The Type III SS table is computed by removing one variable of the model at a time to evaluate its impact on the quality of the model. This means that the order in which the variables are selected will not have any effect on the values in the Type III SS. The Type III SS is generally the best method to use to interpret results when an interaction is part of the model. The lower the F probability corresponding to a given variable, the stronger the impact of the variable on the model. We can see that the gender brings the least information to the model.
The following table gives details on the model. This table is helpful when predictions are needed, or when you need to compare the coefficients of the model for a given population with the ones obtained for another population. We can see that the p-value for the Gender parameter is 0.83, and that the corresponding confidence range includes 0. This confirms the weak impact of the Gender on the model. If we look at the parameter corresponding to Gender-f, it seems that for a given age and height, being a girl means a small inccrease of the weight.

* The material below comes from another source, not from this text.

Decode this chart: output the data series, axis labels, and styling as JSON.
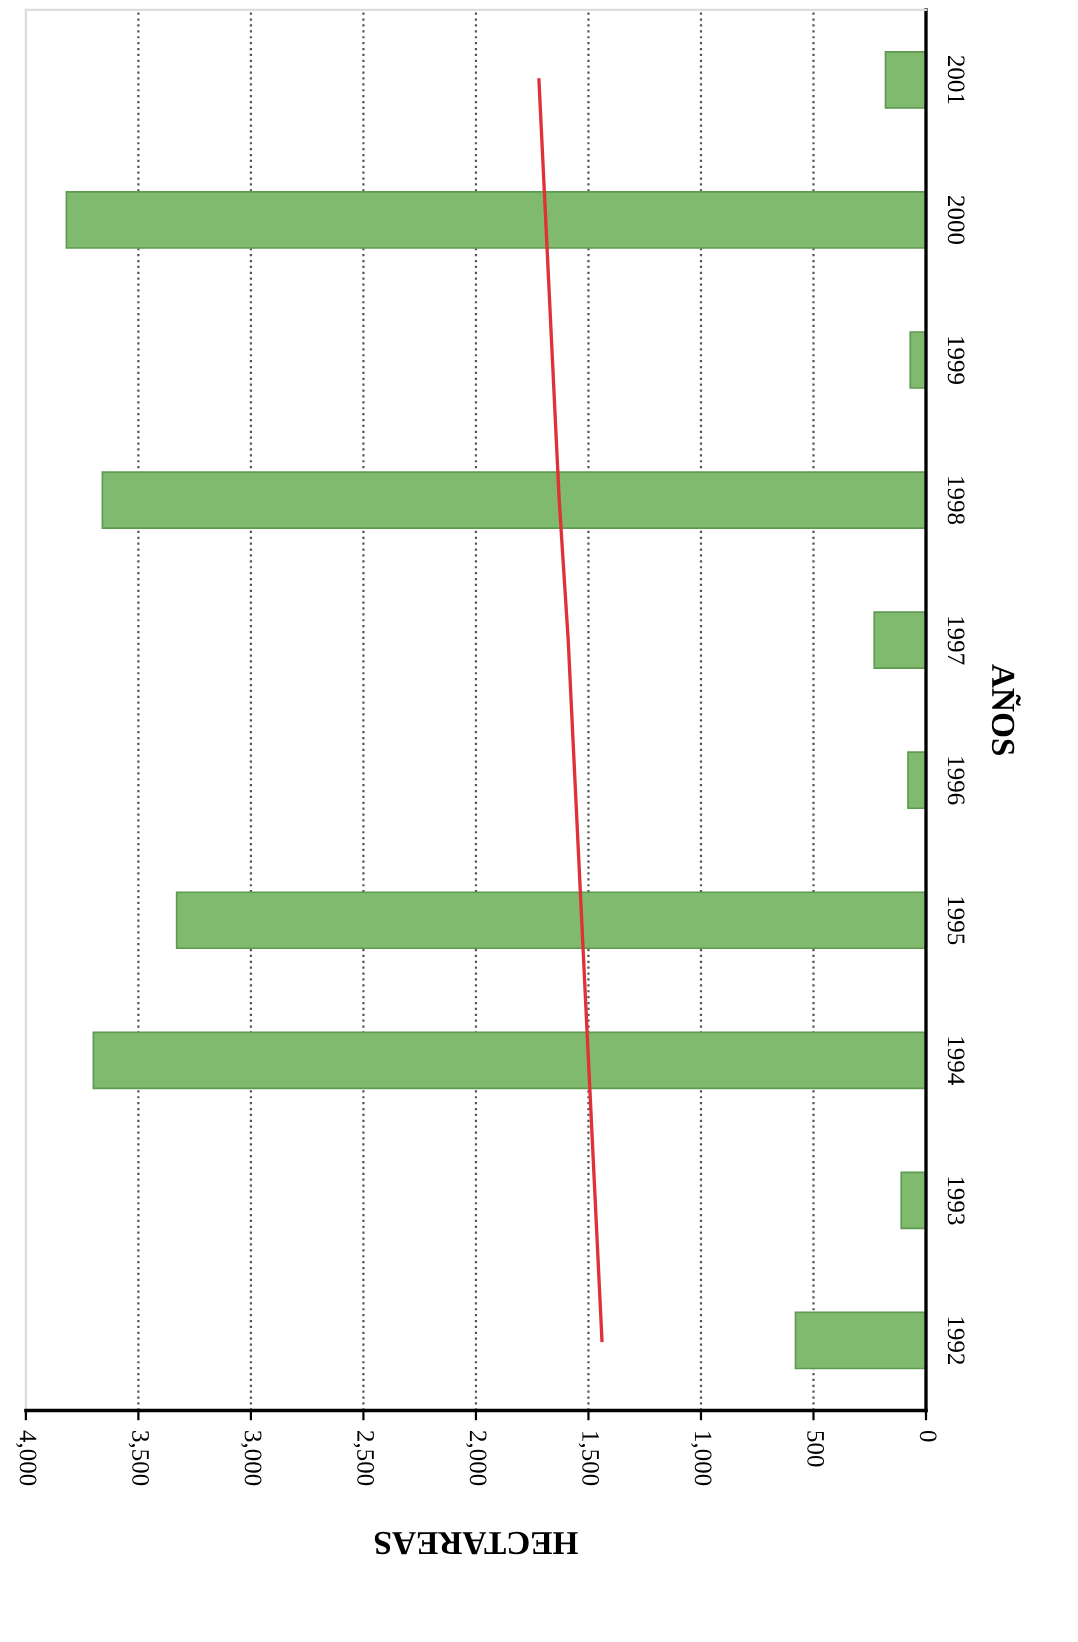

The next table shows the residuals. It enables us to take a closer look at each of the standardized residuals. These residuals, given the assumptions of the linear regression model, should be normally distributed, meaning that 95% of the residuals should be in the interval [-1.96, 1.96]. All values outside this interval are potential outliers, or might suggest that the normality assumption is wrong. We used XLSTAT's DataFlagger (see the Tools toolbar) to bring out the residuals that are not in the [-1.96, 1.96] interval.
We can identify 16 suspicious residuals out of 237, that is to say 6% instead of 5%, an analysis that could lead to reject the hypothesis of normality. A more in depth analysis of the residuals has been performed in a tutorial on distribution fitting.
The chart below shows the predicted values versus the observed values. Confidence intervals allow to identify potential outliers.
The residuals bar chart (see below) allows us to visualize the standardized residuals versus the Weight. It indicates that the residuals grow with the Weight. The histogram of the residuals enables us to quickly visualize the residuals that are out of the range [-2, 2].
Conclusion for this ANCOVA
As a conclusion, the Height, the Age and the Gender allow us to explain 63% of the variability of the Weight. A significant amount of information is not explained by the ANCOVA model we have used. Further analyses would be necessary.